Detecting conserved coding genomic regions through signal processing of nucleotide substitution patterns.
Matteo Re and Giulio Pavesi
Artificial Intelligence in Medicine
Objective: In the last few years several complete genome sequences have been made available to the research community. The annotation of their complete inventory of protein coding genes, however, has been so far an elusive goal. Classical ab initio gene prediction methods have been of great support for this task, but show notable weakness in the prediction of genes with unusual structural features. On the other hand, annotation on the basis of similarity to already known genes in other species does not permit the detection of genuinely novel genes and also introduces a potential source of classification error when based on similarity to sequences erroneously annotated as protein coding. Finally, several methods for the functional classification and assessment of evolutionarily conserved regions have been proposed, but, to our knowledge, signal processing techniques have not been applied yet to this problem, despite their proven usefulness at the single genome level.

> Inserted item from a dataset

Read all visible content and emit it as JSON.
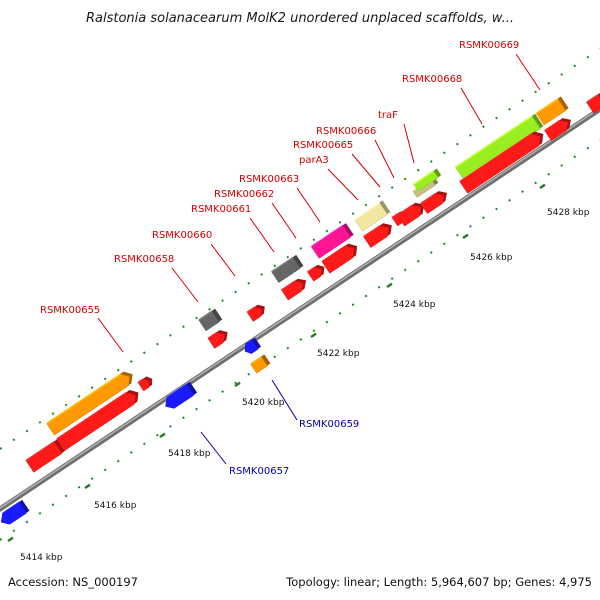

Results: In this article we introduce the use of signal processing in comparative genomics and we propose a simple test able to evaluate the coding potential of a pairwise genomic sequence alignment according to the pattern and periodicity with which substitutions and gaps appear in the alignment. We assess the feasibility of our approach on an annotated set of human—mouse genomic alignments.
Conclusion: Results show that the application of signal processing techniques to sequence alignments can be a useful tool for the identification of evolutionarily conserved protein-coding regions.